Town and Country set a record — the opening has been postponed a record 13 times. The studio, New Line, admitted to Inside.com last October that the budget had ballooned to more than $80 million. The president of the studio (now the former president of the studio) told the Times he traces "everything back to shooting the movie without a locked script."
Making a Bad Thing Worse
If you watch the film, you get the feeling people involved knew it was in terrible trouble. But everything they did to fix it — adding characters, adding subplots, cutting scenes — made things even worse.
Town & Country has a promising opening. Warren Beatty, seated in bed, listens to a half-nude Nastassja Kinski play the cello. And we listen to Beatty's narration: "This was a mistake. I'd been married 25 years, it was a mistake, it will never happen again."
CUT to Beatty and Diane Keaton seated opposite Gary Shandling (a late replacement for Gerard Depardiu) and Goldie Hawn, in Paris, celebrating the Beatty's 25th wedding anniversary. The gaiety seems forced but these are big stars, great actors, very likeable.
They fly back to New York in a private jet. A private jet, I asked myself? This took me out of the movie. Beatty is an architect, Keaton's a designer, and Shandling owns an antique store. Comedy needs to be anchored in some kind of reality.
Another rule of comedy, even more basic: you only laugh if you know no one gets hurt. But when Shandling has an affair and Hawn finds out. Then Kinski tells Beatty she's pregnant. And what might have been funny can't be.
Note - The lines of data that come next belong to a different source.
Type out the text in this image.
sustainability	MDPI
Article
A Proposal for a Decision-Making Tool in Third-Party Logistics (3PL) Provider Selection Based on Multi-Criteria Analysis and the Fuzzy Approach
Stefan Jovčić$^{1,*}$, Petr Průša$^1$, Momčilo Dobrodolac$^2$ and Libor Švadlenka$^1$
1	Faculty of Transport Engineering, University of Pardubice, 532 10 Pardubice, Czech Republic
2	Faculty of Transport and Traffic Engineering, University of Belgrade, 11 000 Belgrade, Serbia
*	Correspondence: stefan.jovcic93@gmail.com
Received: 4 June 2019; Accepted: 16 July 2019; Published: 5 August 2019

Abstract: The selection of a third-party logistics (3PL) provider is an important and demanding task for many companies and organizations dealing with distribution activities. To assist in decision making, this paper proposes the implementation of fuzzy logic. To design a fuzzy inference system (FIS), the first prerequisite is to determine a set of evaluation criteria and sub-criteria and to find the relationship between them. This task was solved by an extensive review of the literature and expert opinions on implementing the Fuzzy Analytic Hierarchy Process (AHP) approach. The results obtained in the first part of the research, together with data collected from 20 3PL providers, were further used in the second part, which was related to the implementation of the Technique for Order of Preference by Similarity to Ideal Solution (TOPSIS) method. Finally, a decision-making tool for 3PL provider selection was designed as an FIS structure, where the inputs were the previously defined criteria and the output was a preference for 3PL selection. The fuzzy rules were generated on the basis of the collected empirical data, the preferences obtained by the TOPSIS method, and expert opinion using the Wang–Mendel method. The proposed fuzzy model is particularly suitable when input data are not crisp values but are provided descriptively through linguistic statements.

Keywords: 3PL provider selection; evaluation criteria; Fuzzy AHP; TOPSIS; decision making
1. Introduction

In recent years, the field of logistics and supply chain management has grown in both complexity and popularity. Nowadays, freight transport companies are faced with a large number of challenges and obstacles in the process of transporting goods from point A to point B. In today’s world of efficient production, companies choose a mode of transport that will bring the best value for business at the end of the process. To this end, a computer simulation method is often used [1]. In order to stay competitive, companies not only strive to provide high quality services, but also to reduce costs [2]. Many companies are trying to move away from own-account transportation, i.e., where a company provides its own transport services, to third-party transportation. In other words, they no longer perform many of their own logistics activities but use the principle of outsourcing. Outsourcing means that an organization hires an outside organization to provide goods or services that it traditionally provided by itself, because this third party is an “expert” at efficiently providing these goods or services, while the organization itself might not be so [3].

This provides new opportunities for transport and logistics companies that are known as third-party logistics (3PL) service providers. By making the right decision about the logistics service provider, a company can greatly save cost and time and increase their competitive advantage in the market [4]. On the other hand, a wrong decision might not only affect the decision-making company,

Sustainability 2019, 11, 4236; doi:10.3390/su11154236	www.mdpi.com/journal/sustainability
The cast tries to leaven the underlying sadness. But foul language and bad slapstick make for some embarrassing moments, and these mistakes pile up geometrically.
Beatty Goes Bear
For no reason, the film takes us to Sun Valley, Idaho. A press release proudly announces that filmmakers had to manufacture 50 tons of ice a day to make it look like winter. I ask: Why? Why Sun Valley? The scenes would have played as well in Toledo, Ohio. Or Toledo, Spain for that matter.